The government has a fiscal plan that invests responsibly, including an increase to base program spending by an average annual rate of 5.1 per cent over the next three years. With investments in health care, education and critical infrastructure, the 2022 Budget delivers a recovery plan that includes eliminating Ontario’s deficit two years earlier than projected in the 2021 Budget.

Economic outlook

Thanks in part to the government’s unprecedented measures to protect jobs and the economy, Ontario has made significant progress towards recovering from the COVID-19 pandemic. Ontario’s real gross domestic product (GDP) increased 4.3 per cent in 2021, and employment rose by 344,800 net jobs in 2021 or 4.9 per cent, the strongest annual pace of job growth on record.

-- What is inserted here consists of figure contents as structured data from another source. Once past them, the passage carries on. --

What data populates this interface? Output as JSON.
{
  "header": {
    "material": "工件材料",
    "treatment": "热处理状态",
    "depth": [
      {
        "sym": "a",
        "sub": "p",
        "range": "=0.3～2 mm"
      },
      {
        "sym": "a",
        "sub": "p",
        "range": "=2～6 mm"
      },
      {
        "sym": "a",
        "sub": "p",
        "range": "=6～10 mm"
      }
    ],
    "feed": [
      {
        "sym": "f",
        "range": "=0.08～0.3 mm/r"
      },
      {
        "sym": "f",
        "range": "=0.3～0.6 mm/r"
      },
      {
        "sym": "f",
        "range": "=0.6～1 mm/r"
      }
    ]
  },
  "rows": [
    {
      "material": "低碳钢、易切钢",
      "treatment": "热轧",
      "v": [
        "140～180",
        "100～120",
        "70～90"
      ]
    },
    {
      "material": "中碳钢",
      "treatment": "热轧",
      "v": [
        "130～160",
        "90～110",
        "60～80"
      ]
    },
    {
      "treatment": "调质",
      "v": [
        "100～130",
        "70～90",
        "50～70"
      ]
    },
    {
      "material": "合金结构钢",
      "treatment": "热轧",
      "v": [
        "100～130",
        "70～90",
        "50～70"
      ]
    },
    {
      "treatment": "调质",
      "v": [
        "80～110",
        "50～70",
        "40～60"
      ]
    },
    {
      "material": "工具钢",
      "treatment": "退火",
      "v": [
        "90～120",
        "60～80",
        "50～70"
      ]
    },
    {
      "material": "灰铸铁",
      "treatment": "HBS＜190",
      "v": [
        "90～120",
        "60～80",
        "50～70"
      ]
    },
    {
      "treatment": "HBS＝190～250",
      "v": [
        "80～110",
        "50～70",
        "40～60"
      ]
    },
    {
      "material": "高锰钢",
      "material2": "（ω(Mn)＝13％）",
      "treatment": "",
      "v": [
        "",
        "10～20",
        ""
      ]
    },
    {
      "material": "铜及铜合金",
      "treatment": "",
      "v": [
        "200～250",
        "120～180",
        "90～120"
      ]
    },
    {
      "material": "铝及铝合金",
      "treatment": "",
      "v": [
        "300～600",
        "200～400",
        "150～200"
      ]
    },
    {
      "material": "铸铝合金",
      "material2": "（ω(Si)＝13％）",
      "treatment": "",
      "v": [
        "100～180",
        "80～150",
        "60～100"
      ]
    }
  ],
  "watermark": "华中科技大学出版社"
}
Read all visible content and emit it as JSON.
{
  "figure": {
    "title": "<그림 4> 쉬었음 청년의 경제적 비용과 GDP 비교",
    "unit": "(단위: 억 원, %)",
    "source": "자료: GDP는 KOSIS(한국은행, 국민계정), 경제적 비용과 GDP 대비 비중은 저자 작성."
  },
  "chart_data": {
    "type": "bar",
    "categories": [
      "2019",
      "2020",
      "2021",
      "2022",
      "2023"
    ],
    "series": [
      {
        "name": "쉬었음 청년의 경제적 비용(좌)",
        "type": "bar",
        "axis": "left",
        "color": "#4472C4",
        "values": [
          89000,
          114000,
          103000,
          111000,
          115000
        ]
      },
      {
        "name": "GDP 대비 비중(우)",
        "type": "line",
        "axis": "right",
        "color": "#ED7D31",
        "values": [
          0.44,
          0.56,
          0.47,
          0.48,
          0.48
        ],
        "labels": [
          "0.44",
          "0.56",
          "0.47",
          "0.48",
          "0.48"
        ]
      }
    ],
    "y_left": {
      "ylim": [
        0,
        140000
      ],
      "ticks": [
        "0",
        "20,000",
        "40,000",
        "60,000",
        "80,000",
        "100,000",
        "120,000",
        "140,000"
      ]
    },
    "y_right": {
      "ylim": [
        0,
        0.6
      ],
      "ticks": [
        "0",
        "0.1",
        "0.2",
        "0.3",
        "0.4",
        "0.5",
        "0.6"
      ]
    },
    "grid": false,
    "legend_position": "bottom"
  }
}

After declining by 355,300 in 2020, due to the significant impact of COVID-19 on the province, employment in Ontario rose by 344,800 in 2021, with the majority of the gains in full-time positions and in the private sector. As of March 2022, employment has recovered to 228,300 above the pre-pandemic level.

Ontario’s real GDP is projected to increase by 3.7 per cent in 2022, 3.1 per cent in 2023, and then growth is expected to moderate to 2.0 per cent in 2024 and 1.9 per cent in 2025. For the purposes of prudent fiscal planning, these projections are slightly below the average of private-sector forecasts.

Additional economic indicators have also rebounded significantly from their pandemic lows, including wholesale trade, retail sales, manufacturing sales and merchandise exports.

Fiscal overview

Ontario’s 2021–22 deficit is projected to be $13.5 billion — $19.6 billion lower than the outlook published in the 2021 Budget. With its investments in health care, education and critical infrastructure over the medium term, the government is projecting deficits of $19.9 billion in 2022–23, declining to $12.3 billion in 2023–24, and to $7.6 billion in 2024–25. The 2022 Budget deficit outlook represents a significant improvement compared to the outlook published in the 2021 Budget.

Due to the government’s prudent and responsible approach to fiscal planning, the net debt-to-GDP ratio is projected to be 40.7 per cent in 2021–22, 8.1 percentage points lower than the 48.8 per cent forecast presented in the 2021 Budget. Over the medium-term outlook, Ontario’s net debt-to-GDP is now forecast to be 41.4 per cent in 2022–23 and 2023–24, and declining to 41.3 per cent in 2024–25.

The government continues to demonstrate its commitment to transparency through the release of its sixteenth quarterly financial update. For the fourth year in a row, the Auditor General of Ontario has provided a clean audit opinion on Ontario’s 2020–21 consolidated financial statements.